Following no increase in June or July of 2024, the UK’s GDP grew by 0.2% month over month in August of that year. However, the growth was just 1% in comparison to the GDP in August 2023. During the June–August period of 2024, real GDP increased by 0.2% compared to the May period and by 0.8% annually. The greatest contribution to the increase in consumer-facing services production in August and the three months leading up to August was the retail trade, excluding the motor vehicle and motorcycle industries. After a corrected decline of 0.7% in July 2024, production output increased by 0.5% month over month in August. The three months leading up to August, however, saw no gain. August showed improvement in three of the four major production output sectors. Manufacturing, which had fallen 1.2% in July, contributed the most to the gain, up 1.1% month over month. In August, nine of the 13 manufacturing subsectors saw increases in manufacturing production.
Manufacturing Output
In September, the Manufacturing Outlook Survey’s third-quarter findings were made public. 307 UK manufacturers were included in the study, which was published by Make UK. Just 6% of the enterprises questioned think that GDP will fall in 2024, while 58% think that the change in administration will result in greater economic growth overall in the next year. The UK upgraded its 2025 projection from 0.8% to 1.8% as a result of this. Due to changes made by the Office of National Statistics (ONS), Make UK, a UK manufacturers’ organization, downgraded its manufacturing growth projection from 1.2 per cent in the previous quarter to 0.5 per cent in 2024 and 0.8 per cent in 2025. In 2024 and 2025, GDP is expected to expand by 1.1% and 1.8%, respectively.
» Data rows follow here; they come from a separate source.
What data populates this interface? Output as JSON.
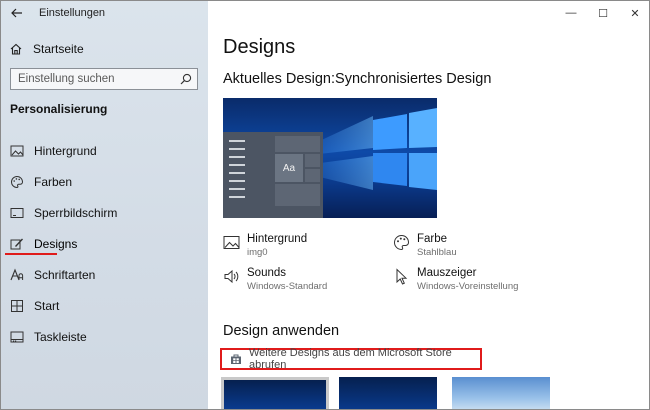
{
  "window": {
    "title": "Einstellungen",
    "controls": {
      "minimize": "—",
      "maximize": "☐",
      "close": "✕"
    }
  },
  "sidebar": {
    "home_label": "Startseite",
    "search_placeholder": "Einstellung suchen",
    "section_title": "Personalisierung",
    "items": [
      {
        "label": "Hintergrund",
        "icon": "image-icon"
      },
      {
        "label": "Farben",
        "icon": "palette-icon"
      },
      {
        "label": "Sperrbildschirm",
        "icon": "lockscreen-icon"
      },
      {
        "label": "Designs",
        "icon": "brush-icon",
        "active": true
      },
      {
        "label": "Schriftarten",
        "icon": "font-icon"
      },
      {
        "label": "Start",
        "icon": "start-icon"
      },
      {
        "label": "Taskleiste",
        "icon": "taskbar-icon"
      }
    ]
  },
  "main": {
    "page_title": "Designs",
    "current_design_label": "Aktuelles Design:",
    "current_design_value": "Synchronisiertes Design",
    "preview_tile_text": "Aa",
    "properties": [
      {
        "label": "Hintergrund",
        "value": "img0",
        "icon": "image-icon"
      },
      {
        "label": "Farbe",
        "value": "Stahlblau",
        "icon": "palette-icon"
      },
      {
        "label": "Sounds",
        "value": "Windows-Standard",
        "icon": "speaker-icon"
      },
      {
        "label": "Mauszeiger",
        "value": "Windows-Voreinstellung",
        "icon": "cursor-icon"
      }
    ],
    "apply_title": "Design anwenden",
    "store_link": "Weitere Designs aus dem Microsoft Store abrufen"
  },
  "colors": {
    "accent_red": "#e01b1b",
    "sidebar_bg": "#d8e1ea"
  }
}
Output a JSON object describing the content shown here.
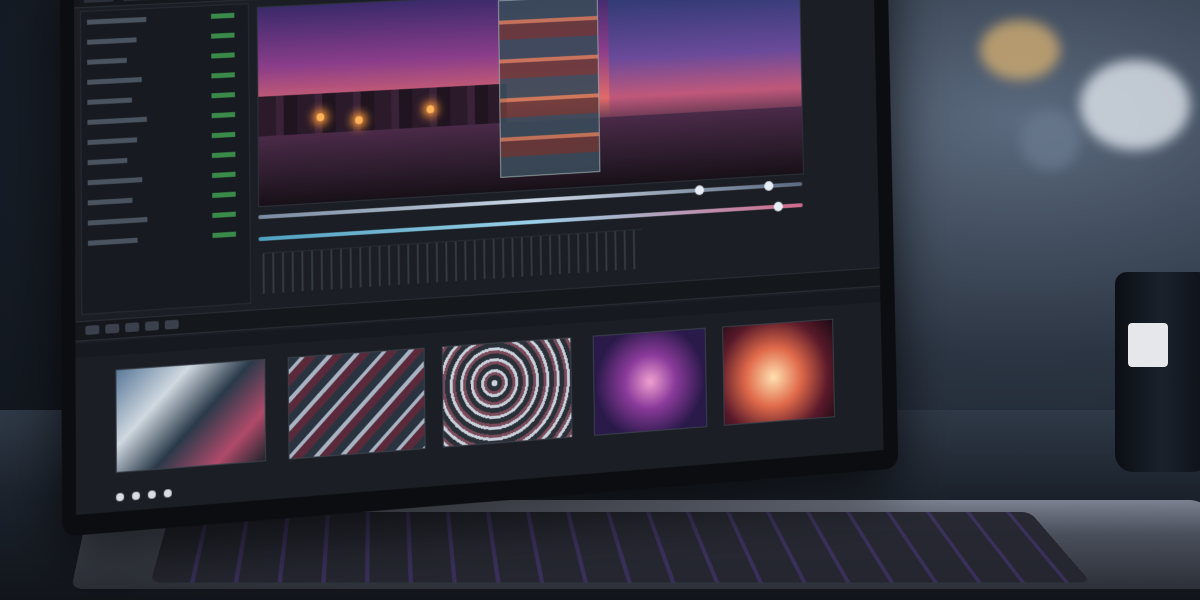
{
  "scene": {
    "colors": {
      "accent_purple": "#8a3d8a",
      "accent_orange": "#ff9a3a",
      "ui_background": "#1b1f25",
      "track_value_green": "#58c46a"
    }
  },
  "editor": {
    "side_panel": {
      "tracks": []
    },
    "viewer": {},
    "toolbar": {
      "icons": [
        "cut-icon",
        "trim-icon",
        "play-icon",
        "marker-icon",
        "settings-icon"
      ]
    },
    "clips": [
      {
        "id": "clip-1"
      },
      {
        "id": "clip-2"
      },
      {
        "id": "clip-3"
      },
      {
        "id": "clip-4"
      },
      {
        "id": "clip-5"
      }
    ]
  }
}
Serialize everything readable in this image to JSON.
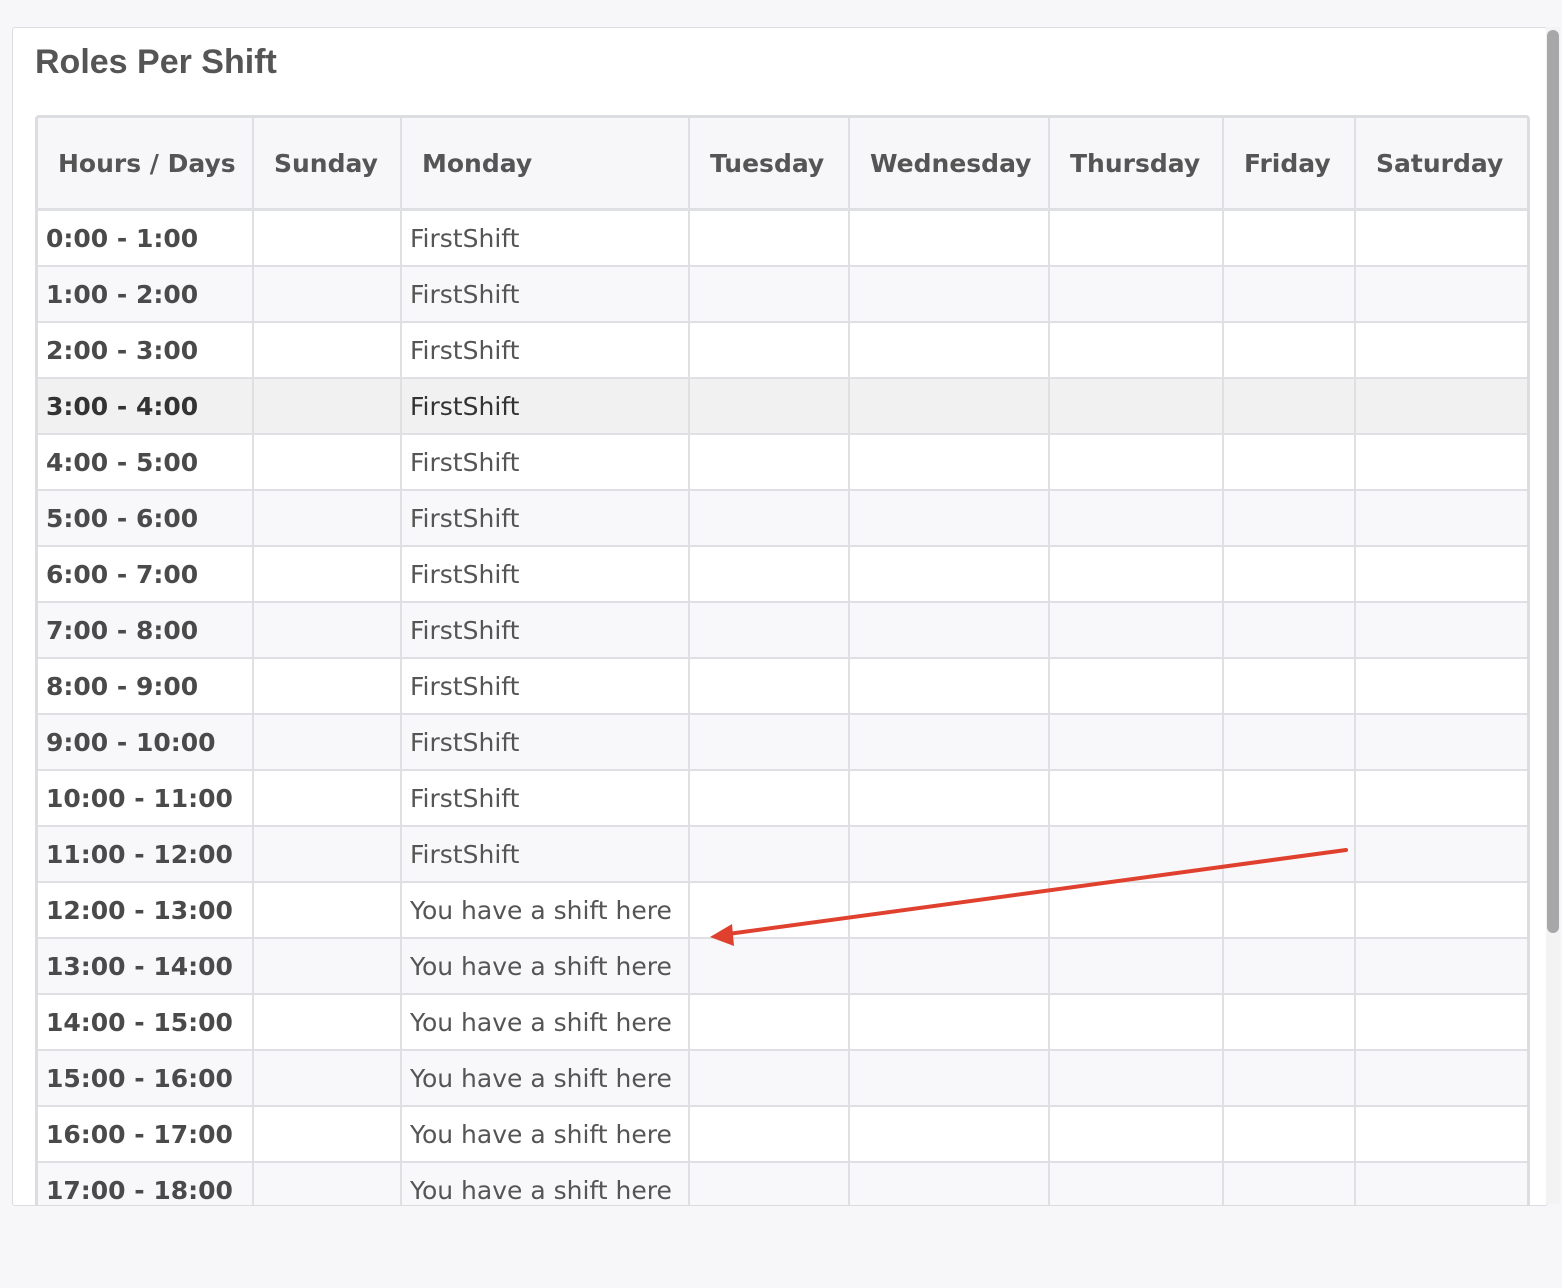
{
  "title": "Roles Per Shift",
  "columns": [
    "Hours / Days",
    "Sunday",
    "Monday",
    "Tuesday",
    "Wednesday",
    "Thursday",
    "Friday",
    "Saturday"
  ],
  "rows": [
    {
      "hour": "0:00 - 1:00",
      "cells": [
        "",
        "FirstShift",
        "",
        "",
        "",
        "",
        ""
      ]
    },
    {
      "hour": "1:00 - 2:00",
      "cells": [
        "",
        "FirstShift",
        "",
        "",
        "",
        "",
        ""
      ]
    },
    {
      "hour": "2:00 - 3:00",
      "cells": [
        "",
        "FirstShift",
        "",
        "",
        "",
        "",
        ""
      ]
    },
    {
      "hour": "3:00 - 4:00",
      "cells": [
        "",
        "FirstShift",
        "",
        "",
        "",
        "",
        ""
      ],
      "highlighted": true
    },
    {
      "hour": "4:00 - 5:00",
      "cells": [
        "",
        "FirstShift",
        "",
        "",
        "",
        "",
        ""
      ]
    },
    {
      "hour": "5:00 - 6:00",
      "cells": [
        "",
        "FirstShift",
        "",
        "",
        "",
        "",
        ""
      ]
    },
    {
      "hour": "6:00 - 7:00",
      "cells": [
        "",
        "FirstShift",
        "",
        "",
        "",
        "",
        ""
      ]
    },
    {
      "hour": "7:00 - 8:00",
      "cells": [
        "",
        "FirstShift",
        "",
        "",
        "",
        "",
        ""
      ]
    },
    {
      "hour": "8:00 - 9:00",
      "cells": [
        "",
        "FirstShift",
        "",
        "",
        "",
        "",
        ""
      ]
    },
    {
      "hour": "9:00 - 10:00",
      "cells": [
        "",
        "FirstShift",
        "",
        "",
        "",
        "",
        ""
      ]
    },
    {
      "hour": "10:00 - 11:00",
      "cells": [
        "",
        "FirstShift",
        "",
        "",
        "",
        "",
        ""
      ]
    },
    {
      "hour": "11:00 - 12:00",
      "cells": [
        "",
        "FirstShift",
        "",
        "",
        "",
        "",
        ""
      ]
    },
    {
      "hour": "12:00 - 13:00",
      "cells": [
        "",
        "You have a shift here",
        "",
        "",
        "",
        "",
        ""
      ]
    },
    {
      "hour": "13:00 - 14:00",
      "cells": [
        "",
        "You have a shift here",
        "",
        "",
        "",
        "",
        ""
      ]
    },
    {
      "hour": "14:00 - 15:00",
      "cells": [
        "",
        "You have a shift here",
        "",
        "",
        "",
        "",
        ""
      ]
    },
    {
      "hour": "15:00 - 16:00",
      "cells": [
        "",
        "You have a shift here",
        "",
        "",
        "",
        "",
        ""
      ]
    },
    {
      "hour": "16:00 - 17:00",
      "cells": [
        "",
        "You have a shift here",
        "",
        "",
        "",
        "",
        ""
      ]
    },
    {
      "hour": "17:00 - 18:00",
      "cells": [
        "",
        "You have a shift here",
        "",
        "",
        "",
        "",
        ""
      ]
    }
  ],
  "colors": {
    "annotation_arrow": "#e0412f",
    "border": "#dfe0e3",
    "header_bg": "#f7f7f9",
    "text": "#555555"
  }
}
Accordingly, it is anticipated that the UK textile industry’s manufacturing output will decline by 7.7% and 2.9% in 2024 and 2025, respectively.
Second Quarter Trade
Despite showing an increase above £1.099 billion in June 2024, the UK’s apparel imports in July came to £1.188 billion (~$1.56 billion), down 4.5% from £1.244 billion in July 2023. In the same month, textile imports rose 1.69 percent year over year to £479 million (about $616 million), up from £471 million in June. In the meanwhile, fiber imports surpassed £30 million in June 2024 and reached £35 million, up from £34 million the previous year.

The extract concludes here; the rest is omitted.